It is not the most famous Voigtlander although it is part of the most popular medium 6×9 Voigtlander Bessa series. We refer to the les known original Bessa RF, far more sophisticated than its siblings because of the coupled Rangefinder. Made in 1936 and as black and dark as the rising evil in Germany.
His name? Johann Christoph Voigtländer, the founder of the oldest camera manufacturer in the world. So now you know. But for that we have to go back to 1756. Did they already make camera’s then? No, they made optical instruments, like Opera glasses. The first Voigtlander camera dates back to 1840 thanks to the collaboration with the German-Hungarian mathematics professor Petzval, who came up with the first usable lens. Together they built the first all metal camera, which in order to make the image, a so called daguerreotypist polished a sheet of silver-plated copper to a mirror finish; treated it with fumes that made its surface light sensitive; exposed it in a camera for as long as was judged to be necessary, which could be as little as a few seconds for brightly sunlit subjects or much longer with less intense lighting; made the resulting latent image on it visible by fuming it with mercury vapor; removed its sensitivity to light by liquid chemical treatment; rinsed and dried it; and then sealed the easily marred result behind glass in a protective enclosure (source: Wikipedia). So never complain again about the transfer speed of digital cameras to a SD card.
Voigtlander was of course also one of the first to produce plate and film cameras by the turn of the century. But the real breakthrough came with the highly advanced, one of the first rangefinder cameras. We mean the outstanding, but underrated Voigtlander Prominent 6×9 from 1932. But it was over engineered and very costly (it still is!). So the company needed a more affordable, but professional camera which was created with the Bessa RF. It was the successor to the earlier Bessa series produced between 1929 and 1937. These could already work with 120 film, but had only a simple viewfinder.
The Bessa Rangefinder (aka Bessa E Messer) was introduced in 1936 as high end model of the long-running Bessa series. It is a 6×9 folder using 120 roll film, with a mask for 6×4.5 pictures. It was available with three categories of lenses, the most popular and expensive is the Heliar lens, all with a hinged yellow filter for better contrast in BW photography. The small but magnified split image rangefinder on the back comes next to the viewfinder. It is cleverly coupled to the lens.

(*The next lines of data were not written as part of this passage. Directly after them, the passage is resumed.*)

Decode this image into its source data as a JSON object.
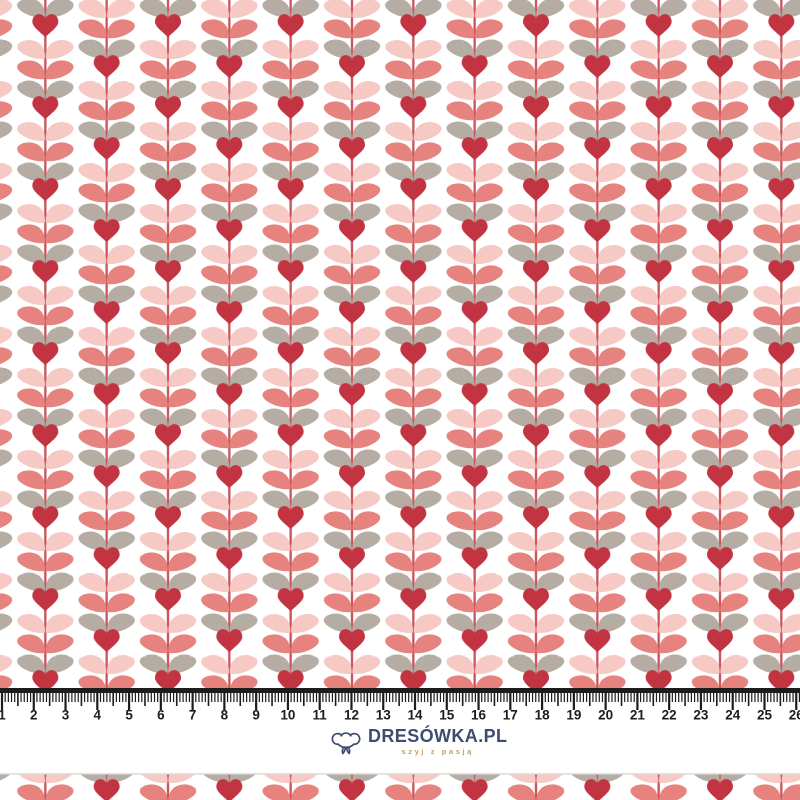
{
  "page": {
    "description": "Fabric swatch product image: retro hearts-and-leaves floral stripe pattern with centimeter ruler and shop watermark"
  },
  "pattern": {
    "background": "#ffffff",
    "motifs": [
      "heart-motif",
      "pink-leaf-pair",
      "coral-leaf-pair",
      "taupe-leaf-pair",
      "stem-line"
    ],
    "colors": {
      "heart": "#c23441",
      "coral": "#e6837e",
      "pink": "#f6c9c5",
      "gray": "#b5aca4",
      "stem": "#ca565c"
    },
    "divider_color": "#dbd7d3"
  },
  "ruler": {
    "unit": "cm",
    "bar_color": "#1d1d1d",
    "tick_color": "#1d1d1d",
    "number_color": "#1d1d1d",
    "numbers": [
      "1",
      "2",
      "3",
      "4",
      "5",
      "6",
      "7",
      "8",
      "9",
      "10",
      "11",
      "12",
      "13",
      "14",
      "15",
      "16",
      "17",
      "18",
      "19",
      "20",
      "21",
      "22",
      "23",
      "24",
      "25",
      "26"
    ]
  },
  "logo": {
    "title": "DRESÓWKA.PL",
    "tagline": "szyj z pasją",
    "title_color": "#3e4d6e",
    "tagline_color": "#c5a05f",
    "icon": "cotton-flower-icon"
  }
}
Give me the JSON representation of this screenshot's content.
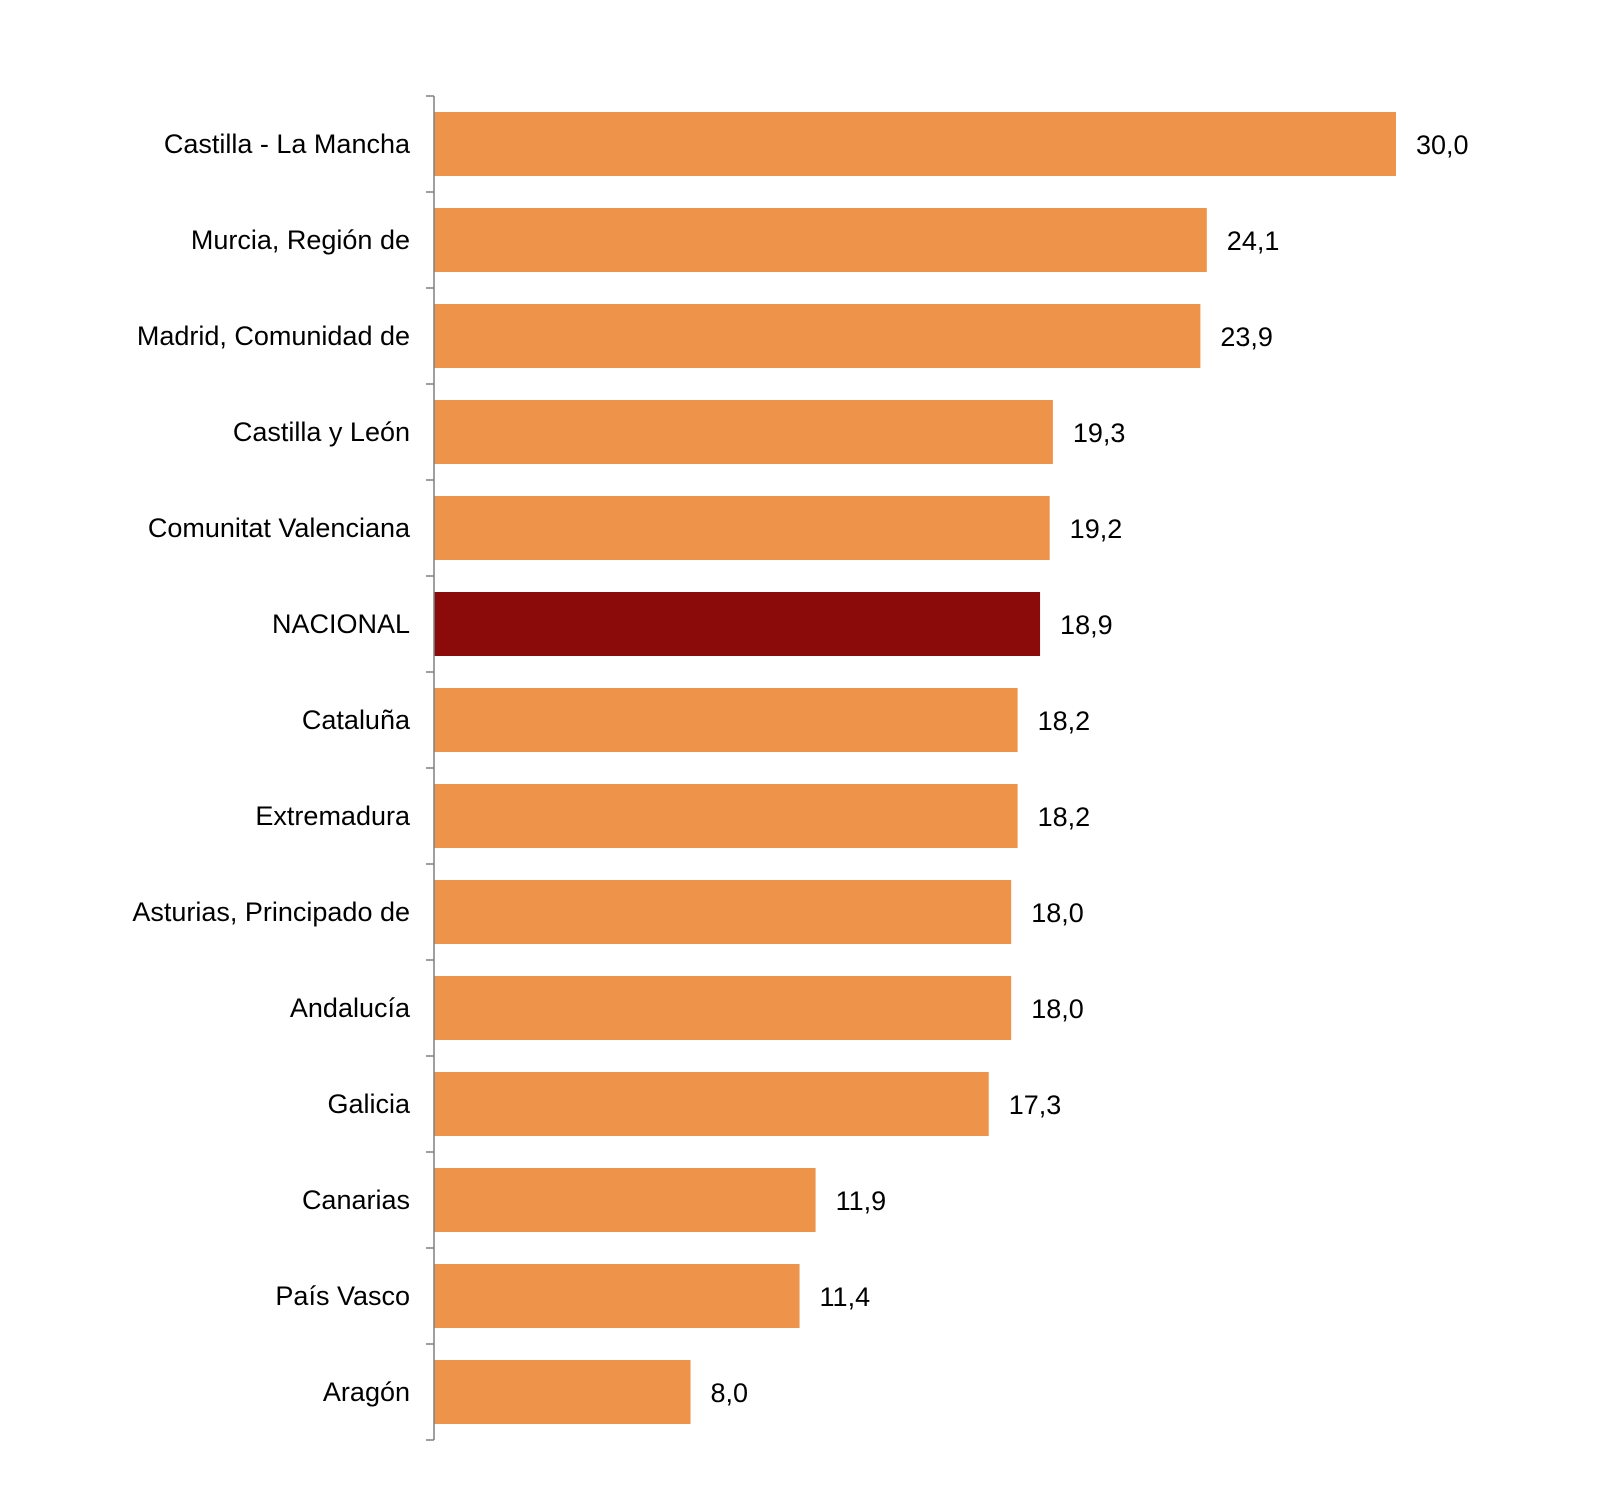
{
  "chart_data": {
    "type": "bar",
    "orientation": "horizontal",
    "categories": [
      "Castilla - La Mancha",
      "Murcia, Región de",
      "Madrid, Comunidad de",
      "Castilla y León",
      "Comunitat Valenciana",
      "NACIONAL",
      "Cataluña",
      "Extremadura",
      "Asturias, Principado de",
      "Andalucía",
      "Galicia",
      "Canarias",
      "País Vasco",
      "Aragón"
    ],
    "values": [
      30.0,
      24.1,
      23.9,
      19.3,
      19.2,
      18.9,
      18.2,
      18.2,
      18.0,
      18.0,
      17.3,
      11.9,
      11.4,
      8.0
    ],
    "value_labels": [
      "30,0",
      "24,1",
      "23,9",
      "19,3",
      "19,2",
      "18,9",
      "18,2",
      "18,2",
      "18,0",
      "18,0",
      "17,3",
      "11,9",
      "11,4",
      "8,0"
    ],
    "title": "",
    "xlabel": "",
    "ylabel": "",
    "xlim": [
      0,
      30
    ],
    "grid": false,
    "legend": "none",
    "highlight_category": "NACIONAL",
    "colors": {
      "bar": "#ED934A",
      "highlight": "#8B0A0A",
      "axis": "#808080",
      "text": "#000000"
    }
  }
}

Focussing is by turning the knob on the top plate which also provides a depth of field scale. To use the 6×4.5 format, you can adjust the viewfinder by turning the small knob on the top plate above the viewfinder. It is hard to find a mask for the Bessa, most come without it. But then again the 6×9 is the format the camera is really made for.

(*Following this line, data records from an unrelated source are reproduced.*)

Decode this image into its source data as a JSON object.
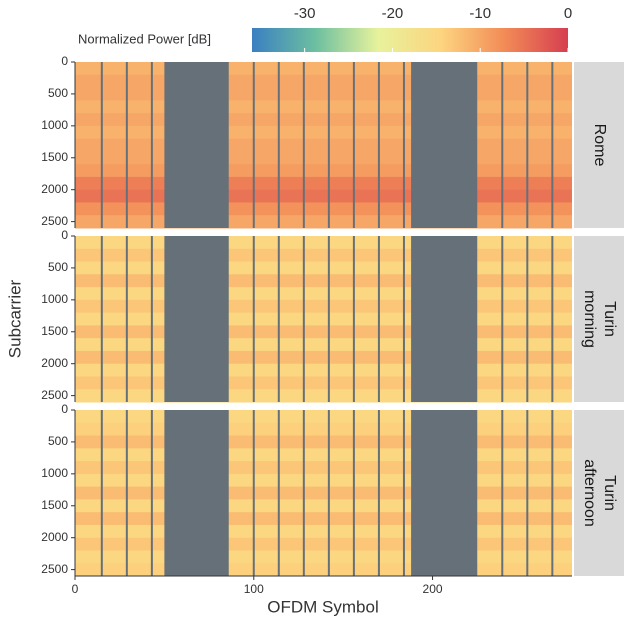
{
  "chart_data": {
    "type": "heatmap",
    "legend_title": "Normalized Power [dB]",
    "clim": [
      -36,
      0
    ],
    "cticks": [
      -30,
      -20,
      -10,
      0
    ],
    "colormap": [
      "#3b7fc2",
      "#6cbfa0",
      "#e8f29c",
      "#fdd47f",
      "#f28b57",
      "#d63e50"
    ],
    "empty_color": "#667079",
    "xlabel": "OFDM Symbol",
    "ylabel": "Subcarrier",
    "xlim": [
      0,
      278
    ],
    "xticks": [
      0,
      100,
      200
    ],
    "ylim": [
      0,
      2600
    ],
    "y_reversed": true,
    "yticks": [
      0,
      500,
      1000,
      1500,
      2000,
      2500
    ],
    "empty_ranges": [
      [
        50,
        86
      ],
      [
        188,
        225
      ]
    ],
    "empty_symbols": [
      15,
      29,
      43,
      100,
      114,
      128,
      142,
      156,
      170,
      184,
      239,
      253,
      267
    ],
    "band_edges": [
      0,
      200,
      400,
      600,
      800,
      1000,
      1200,
      1400,
      1600,
      1800,
      2000,
      2200,
      2400,
      2600
    ],
    "panels": [
      {
        "name": "Rome",
        "values": [
          -11,
          -10,
          -10,
          -11,
          -10,
          -11,
          -10,
          -10,
          -9,
          -6,
          -5,
          -8,
          -10
        ]
      },
      {
        "name": "Turin morning",
        "values": [
          -15,
          -13,
          -15,
          -12,
          -15,
          -13,
          -15,
          -12,
          -15,
          -12,
          -15,
          -13,
          -15
        ]
      },
      {
        "name": "Turin afternoon",
        "values": [
          -15,
          -14,
          -12,
          -15,
          -13,
          -15,
          -12,
          -15,
          -12,
          -15,
          -13,
          -15,
          -14
        ]
      }
    ]
  }
}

The camera looks gallant, perhaps also because of all the black that emphasises the chrome. The focus knob seems to be the centre of the whole device with that avant-garde touch. Also, when folded, the camera is compact and not as bulky as a comparable Super Ikonta. The beautiful curves contribute to this. The viewfinder is bright and the rangefinder may only offer a small window, but the patch is strong enough to focus quick and easily. For right-handers, this may be a little awkward to use the wheel on your left side and also because you cannot focus with the lens. The fastest shutter speed is 1/400s, quite fast for a medium format. In addition, the times range from 1/200 to 1s and bulb (B) and time (T). Very common values for that time. Especially the extended options for long-time exposures for which a tripod is indispensable. The largest aperture is F3.5, also very respectable for the medium format lens. The same applies to the F22 as smallest aperture. I used the Bessa on a sunny day and with a colour film so that the peephole for the negative numbers appeared sensitive to stray light that crept through the red viewing window from behind. Yet these deliberate light leaks have also added surprising elements to the photos. But due to the lack of an automatic frame counter, it is wiser to use BW films in the Bessa RF. That is what it is really made for.

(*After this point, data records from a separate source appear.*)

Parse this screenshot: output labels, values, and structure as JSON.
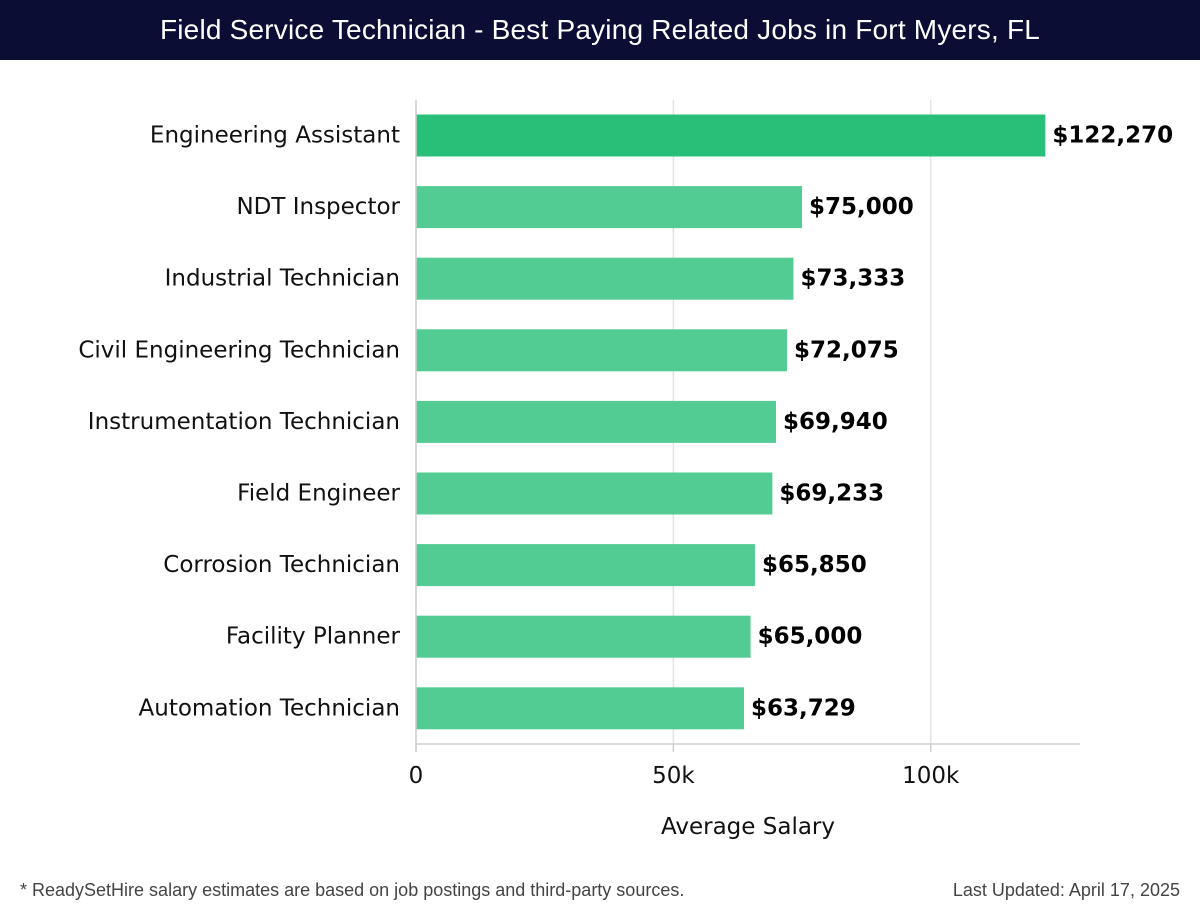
{
  "header": {
    "title": "Field Service Technician - Best Paying Related Jobs in Fort Myers, FL"
  },
  "colors": {
    "header_bg": "#0b0d35",
    "bar_top": "#2abf78",
    "bar": "#52cc92",
    "grid": "#e3e3e3",
    "axis": "#cfcfcf",
    "text": "#111111"
  },
  "chart_data": {
    "type": "bar",
    "orientation": "horizontal",
    "title": "Field Service Technician - Best Paying Related Jobs in Fort Myers, FL",
    "categories": [
      "Engineering Assistant",
      "NDT Inspector",
      "Industrial Technician",
      "Civil Engineering Technician",
      "Instrumentation Technician",
      "Field Engineer",
      "Corrosion Technician",
      "Facility Planner",
      "Automation Technician"
    ],
    "values": [
      122270,
      75000,
      73333,
      72075,
      69940,
      69233,
      65850,
      65000,
      63729
    ],
    "value_labels": [
      "$122,270",
      "$75,000",
      "$73,333",
      "$72,075",
      "$69,940",
      "$69,233",
      "$65,850",
      "$65,000",
      "$63,729"
    ],
    "xlabel": "Average Salary",
    "ylabel": "",
    "xlim": [
      0,
      129000
    ],
    "xticks": [
      0,
      50000,
      100000
    ],
    "xtick_labels": [
      "0",
      "50k",
      "100k"
    ],
    "grid": true
  },
  "footer": {
    "note": "* ReadySetHire salary estimates are based on job postings and third-party sources.",
    "updated": "Last Updated: April 17, 2025"
  }
}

All in all, the Bessa RF deserves a place in every collection. It is Voigtlander’s answer to the strong competition from Zeiss Ikon’s many Super Ikona rangefinders. It is a camera that is quickly forgotten by the popularity of the later famous Bessa’s I, II and rare III (the last one made by Cosina, long after Voigtlander sold the company).
One Reply to “Bessa RF: the forgotten classic Rangefinder”
I added 4 carefully cut pieces of the self adhesive draught excluder strips that you can buy to put around your windows, to the edges of the pressure plate to stop the light leaks through the red window reaching the film, and this worked fine. It needs to be the right thickness put also adds a little pressure to the film pressure plate which helps keep it flat with such a large negative area.
You have to navigate around the window area and it took some thought and time. But definitely worth doing.
I also stuck black tape over the unused holes in the pressure plate and over the unused red window (inside the camera) as my mask was also missing. The front element can be unscrewed easily so you can clean both sides of it and the facing side of the middle element. All was worth my time and it now works without light leaking issues (or any others for that matter!).